Disaster Planning… how much is enough? Part 4
One of our initiatives right now is to build a Disaster Recovery site. Unfortunately, those cost money. So the people signing the checks want to know what the project is going to provide before approving funds. This is where things get tricky. It is a DR site, it is going to allow the IT infrastructure that the company relies on to remain operational in a worst case scenario. Sounds about right? Such a statement may very well get checks written… but it also could very easily land you in big trouble down the road. There are so many dependencies, so many interconnects between the many variables in the grand picture that a lot of thought and investigation needs to take place to truly know what your vulnerabilities are and to ensure they are covered.
So let’s take a typical DR setup, for a typical company. This may not reflect your situation exactly, but it is likely going to give you food for thought, and that is all I can hope to do.
SamCo is a company that houses all of its servers in a central location at HQ. They have multiple offices, all connected to HQ. Let’s focus on a specific database server, ServerDB. ServerDB has all the typical precautionary configurations, RAID, redundant power, etc. Data is being written to tape nightly and taken offsite.
The worry is that a disaster hits and the server is unavailable (for the sake of simplicity, all the other servers are still functioning). So you get another server, maybe even the exact same server hardware, and stick it at your shiny new DR site.
Using some solution, all data from ServerDB is automatically sent to ServerDB2. Everything is golden, you feel ready for anything (so long as ‘anything’ only affects ServerDB!). But just because ServerDB can see ServerDB2, and they are replicated, doesn’t necessarily mean you are done. How do all the clients connect to ServerDB? How are they going to be “programmed” to connect to ServerDB2 when needed? Maybe this is a policy; maybe there is a technological solution. Oh wait, users in HQ can connect to ServerDB2, but what about the other offices? There may be network changes you need to do.
With that taken care of, everything is certainly golden now, right? Maybe we should look at various “disaster” scenarios…
A VIP user goes and deletes a VIP file/data element on the ServerDB. Ah, this one is simple, you don’t even need your DR site for this… get the backup tape and restore the data. Oh wait, the backup tape failed. Good thing you have a very expensive DR site, where all the data is replicated to. Oh, that’s right, replicated servers replicate the data, but they also replicate the deletions. Better hope Mr. VIP didn’t have a hand in signing off on the DR setup, otherwise he is likely to determine that since it didn’t allow him to recover from his disaster, it wasn’t a worthwhile purchase, and the person who requested the DR site may be in for a bit of trouble.

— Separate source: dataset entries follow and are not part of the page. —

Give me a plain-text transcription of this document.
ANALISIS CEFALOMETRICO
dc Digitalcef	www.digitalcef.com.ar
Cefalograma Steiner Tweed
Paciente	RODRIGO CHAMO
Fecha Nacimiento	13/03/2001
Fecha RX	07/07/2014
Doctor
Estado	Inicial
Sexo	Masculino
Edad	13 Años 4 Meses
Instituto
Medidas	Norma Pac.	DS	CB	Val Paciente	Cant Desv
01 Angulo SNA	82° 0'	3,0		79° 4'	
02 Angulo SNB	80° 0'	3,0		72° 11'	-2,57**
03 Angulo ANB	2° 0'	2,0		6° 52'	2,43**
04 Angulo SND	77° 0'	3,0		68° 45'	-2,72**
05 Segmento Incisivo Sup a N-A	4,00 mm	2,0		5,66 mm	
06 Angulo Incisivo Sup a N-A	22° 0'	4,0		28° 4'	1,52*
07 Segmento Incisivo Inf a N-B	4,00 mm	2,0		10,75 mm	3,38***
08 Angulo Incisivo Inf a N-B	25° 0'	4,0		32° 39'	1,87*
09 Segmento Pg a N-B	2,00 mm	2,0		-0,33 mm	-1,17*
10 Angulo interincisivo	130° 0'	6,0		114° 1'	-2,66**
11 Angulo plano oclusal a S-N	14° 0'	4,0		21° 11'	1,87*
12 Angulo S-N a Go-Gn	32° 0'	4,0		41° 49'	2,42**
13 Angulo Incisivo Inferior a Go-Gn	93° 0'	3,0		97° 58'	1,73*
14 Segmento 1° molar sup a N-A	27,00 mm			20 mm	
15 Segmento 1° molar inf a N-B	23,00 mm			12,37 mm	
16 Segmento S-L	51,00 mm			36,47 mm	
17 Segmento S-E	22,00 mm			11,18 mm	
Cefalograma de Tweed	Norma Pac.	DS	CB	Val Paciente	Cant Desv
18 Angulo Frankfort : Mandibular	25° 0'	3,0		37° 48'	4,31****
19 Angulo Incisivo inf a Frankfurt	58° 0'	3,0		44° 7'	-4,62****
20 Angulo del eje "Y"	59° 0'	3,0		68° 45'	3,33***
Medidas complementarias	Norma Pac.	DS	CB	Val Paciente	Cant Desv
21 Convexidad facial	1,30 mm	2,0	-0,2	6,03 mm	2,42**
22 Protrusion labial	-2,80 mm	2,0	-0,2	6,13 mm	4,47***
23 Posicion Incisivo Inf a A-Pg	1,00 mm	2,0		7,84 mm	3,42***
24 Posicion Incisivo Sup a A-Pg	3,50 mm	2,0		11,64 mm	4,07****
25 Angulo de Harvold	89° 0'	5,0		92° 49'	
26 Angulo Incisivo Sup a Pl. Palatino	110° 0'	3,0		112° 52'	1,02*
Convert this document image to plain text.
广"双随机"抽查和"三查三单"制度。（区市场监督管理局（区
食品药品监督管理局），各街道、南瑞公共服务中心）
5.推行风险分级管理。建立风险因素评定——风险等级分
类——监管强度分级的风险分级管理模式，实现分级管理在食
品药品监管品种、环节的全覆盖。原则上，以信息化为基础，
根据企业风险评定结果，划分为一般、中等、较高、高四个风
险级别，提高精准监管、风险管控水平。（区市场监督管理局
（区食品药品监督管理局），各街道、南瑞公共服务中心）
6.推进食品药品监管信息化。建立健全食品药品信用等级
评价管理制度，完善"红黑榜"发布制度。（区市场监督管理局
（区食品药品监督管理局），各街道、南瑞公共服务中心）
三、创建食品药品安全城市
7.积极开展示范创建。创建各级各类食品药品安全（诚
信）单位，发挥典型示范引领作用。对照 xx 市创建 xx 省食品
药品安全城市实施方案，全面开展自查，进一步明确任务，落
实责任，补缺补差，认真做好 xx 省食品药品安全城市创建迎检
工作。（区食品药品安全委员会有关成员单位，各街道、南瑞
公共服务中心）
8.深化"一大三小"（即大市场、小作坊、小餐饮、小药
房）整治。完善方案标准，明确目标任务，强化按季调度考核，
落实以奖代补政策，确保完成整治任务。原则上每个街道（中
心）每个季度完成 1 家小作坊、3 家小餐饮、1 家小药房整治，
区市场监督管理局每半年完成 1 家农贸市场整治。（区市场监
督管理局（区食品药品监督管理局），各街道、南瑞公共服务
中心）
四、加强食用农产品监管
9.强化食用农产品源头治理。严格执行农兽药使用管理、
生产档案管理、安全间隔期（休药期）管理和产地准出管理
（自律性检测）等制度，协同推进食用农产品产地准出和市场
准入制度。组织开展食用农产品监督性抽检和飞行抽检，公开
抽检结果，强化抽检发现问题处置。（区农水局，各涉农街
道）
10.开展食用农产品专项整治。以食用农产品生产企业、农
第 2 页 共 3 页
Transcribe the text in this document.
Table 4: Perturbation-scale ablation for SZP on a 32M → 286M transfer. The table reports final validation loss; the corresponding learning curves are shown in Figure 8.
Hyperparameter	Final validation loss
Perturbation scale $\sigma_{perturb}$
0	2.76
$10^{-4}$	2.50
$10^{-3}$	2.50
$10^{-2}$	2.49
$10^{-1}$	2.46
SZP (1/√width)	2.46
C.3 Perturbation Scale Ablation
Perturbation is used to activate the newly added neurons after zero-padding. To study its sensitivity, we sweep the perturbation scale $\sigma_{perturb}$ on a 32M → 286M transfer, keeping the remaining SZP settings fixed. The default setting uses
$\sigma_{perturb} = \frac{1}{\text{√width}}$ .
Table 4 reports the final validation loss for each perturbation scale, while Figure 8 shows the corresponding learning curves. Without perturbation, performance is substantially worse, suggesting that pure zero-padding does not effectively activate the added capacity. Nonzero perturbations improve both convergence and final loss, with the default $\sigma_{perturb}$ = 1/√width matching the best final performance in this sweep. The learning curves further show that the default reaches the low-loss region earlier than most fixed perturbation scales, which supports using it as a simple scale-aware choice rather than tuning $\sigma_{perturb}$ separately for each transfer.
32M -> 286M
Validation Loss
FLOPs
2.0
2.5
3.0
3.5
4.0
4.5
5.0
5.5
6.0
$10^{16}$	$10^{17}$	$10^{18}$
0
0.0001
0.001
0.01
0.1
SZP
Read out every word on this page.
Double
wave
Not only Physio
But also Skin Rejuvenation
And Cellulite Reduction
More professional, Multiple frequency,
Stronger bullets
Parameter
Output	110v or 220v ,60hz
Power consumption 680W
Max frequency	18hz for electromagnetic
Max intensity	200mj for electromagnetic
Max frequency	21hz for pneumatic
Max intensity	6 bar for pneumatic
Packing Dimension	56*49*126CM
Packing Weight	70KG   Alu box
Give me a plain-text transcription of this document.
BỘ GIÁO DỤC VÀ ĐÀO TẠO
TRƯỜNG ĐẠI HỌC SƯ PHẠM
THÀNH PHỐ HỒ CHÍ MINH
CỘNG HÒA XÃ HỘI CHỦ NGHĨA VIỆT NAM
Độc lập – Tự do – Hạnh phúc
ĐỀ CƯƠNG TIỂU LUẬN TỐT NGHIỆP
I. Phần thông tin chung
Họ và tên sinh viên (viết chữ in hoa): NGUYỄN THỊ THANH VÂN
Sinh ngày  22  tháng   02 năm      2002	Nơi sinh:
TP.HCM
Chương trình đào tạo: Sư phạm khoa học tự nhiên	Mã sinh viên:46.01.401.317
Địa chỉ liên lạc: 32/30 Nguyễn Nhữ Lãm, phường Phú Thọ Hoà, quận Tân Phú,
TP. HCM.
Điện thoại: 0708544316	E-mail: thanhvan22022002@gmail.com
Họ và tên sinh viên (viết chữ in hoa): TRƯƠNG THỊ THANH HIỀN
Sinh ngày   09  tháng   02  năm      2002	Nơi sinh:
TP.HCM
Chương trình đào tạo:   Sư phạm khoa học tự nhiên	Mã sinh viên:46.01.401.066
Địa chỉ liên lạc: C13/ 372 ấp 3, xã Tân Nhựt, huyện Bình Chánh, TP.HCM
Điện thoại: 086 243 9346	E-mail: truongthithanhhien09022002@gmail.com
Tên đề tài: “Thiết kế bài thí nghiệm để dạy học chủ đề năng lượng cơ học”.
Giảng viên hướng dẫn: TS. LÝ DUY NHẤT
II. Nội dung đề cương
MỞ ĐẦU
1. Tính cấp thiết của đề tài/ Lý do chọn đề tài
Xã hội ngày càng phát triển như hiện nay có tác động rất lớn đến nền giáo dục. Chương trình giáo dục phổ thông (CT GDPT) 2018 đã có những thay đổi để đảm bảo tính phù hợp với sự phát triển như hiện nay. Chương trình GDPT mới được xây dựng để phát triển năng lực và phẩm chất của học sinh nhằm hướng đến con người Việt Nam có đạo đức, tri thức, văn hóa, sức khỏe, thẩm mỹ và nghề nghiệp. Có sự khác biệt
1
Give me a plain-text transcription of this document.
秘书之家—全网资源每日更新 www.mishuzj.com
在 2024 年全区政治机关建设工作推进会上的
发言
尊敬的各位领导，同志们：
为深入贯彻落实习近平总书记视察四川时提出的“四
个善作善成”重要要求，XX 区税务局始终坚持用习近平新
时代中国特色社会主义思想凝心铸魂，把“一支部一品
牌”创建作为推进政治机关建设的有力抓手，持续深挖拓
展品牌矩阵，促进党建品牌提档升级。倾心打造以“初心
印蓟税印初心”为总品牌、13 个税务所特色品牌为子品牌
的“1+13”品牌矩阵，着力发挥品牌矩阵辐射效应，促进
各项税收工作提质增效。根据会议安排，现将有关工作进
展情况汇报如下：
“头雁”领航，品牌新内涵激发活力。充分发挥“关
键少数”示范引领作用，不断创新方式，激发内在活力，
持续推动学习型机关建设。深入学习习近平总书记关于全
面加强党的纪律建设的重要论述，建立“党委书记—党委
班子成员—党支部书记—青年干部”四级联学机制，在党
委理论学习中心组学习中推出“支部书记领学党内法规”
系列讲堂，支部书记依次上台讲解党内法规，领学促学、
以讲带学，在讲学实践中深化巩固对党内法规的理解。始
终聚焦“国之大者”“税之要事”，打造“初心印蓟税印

Or maybe the situation is a bit different. Perhaps HQ suffers from an issue which causes ServerDB to go down, and also a loss of connectivity to the DR site. The DR site isn’t very useful if HQ can’t connect to it. No problem, you anticipated this, and asked for redundant networking. However, the decision was made that HQ could make keep busy without ServerDB/ServerDB2 so the redundant networking wasn’t approved. Trouble is, all of the remote sites connect to HQ in a star topology. With HQ down, none of them can access ServerDB2 at the DR site either. Not good.
There are countless scenarios and variations that could occur. I think the hardest part of a DR site/ disaster preparedness strategy isn’t the technical aspects… there is always someone that can provide the answer to a question for a price. The difficult part is knowing what questions need asking, what problems need solving. You really need to do a very thorough analysis of all systems, and try to run through all the possible breakpoints in various combinations. No system is entirely safe. Even Gmail goes down from time to time. The trick is to try to identify the issues you consider most likely, and find the balance between financial outlay, and potential return on investment for each scenario. Of course, when the scenario deemed too expensive to account for given its likelihood of occurrence actually happens, management will likely forget about all the caveats you presented them with when the DR site was approved. I’m still looking for an answer to that one myself!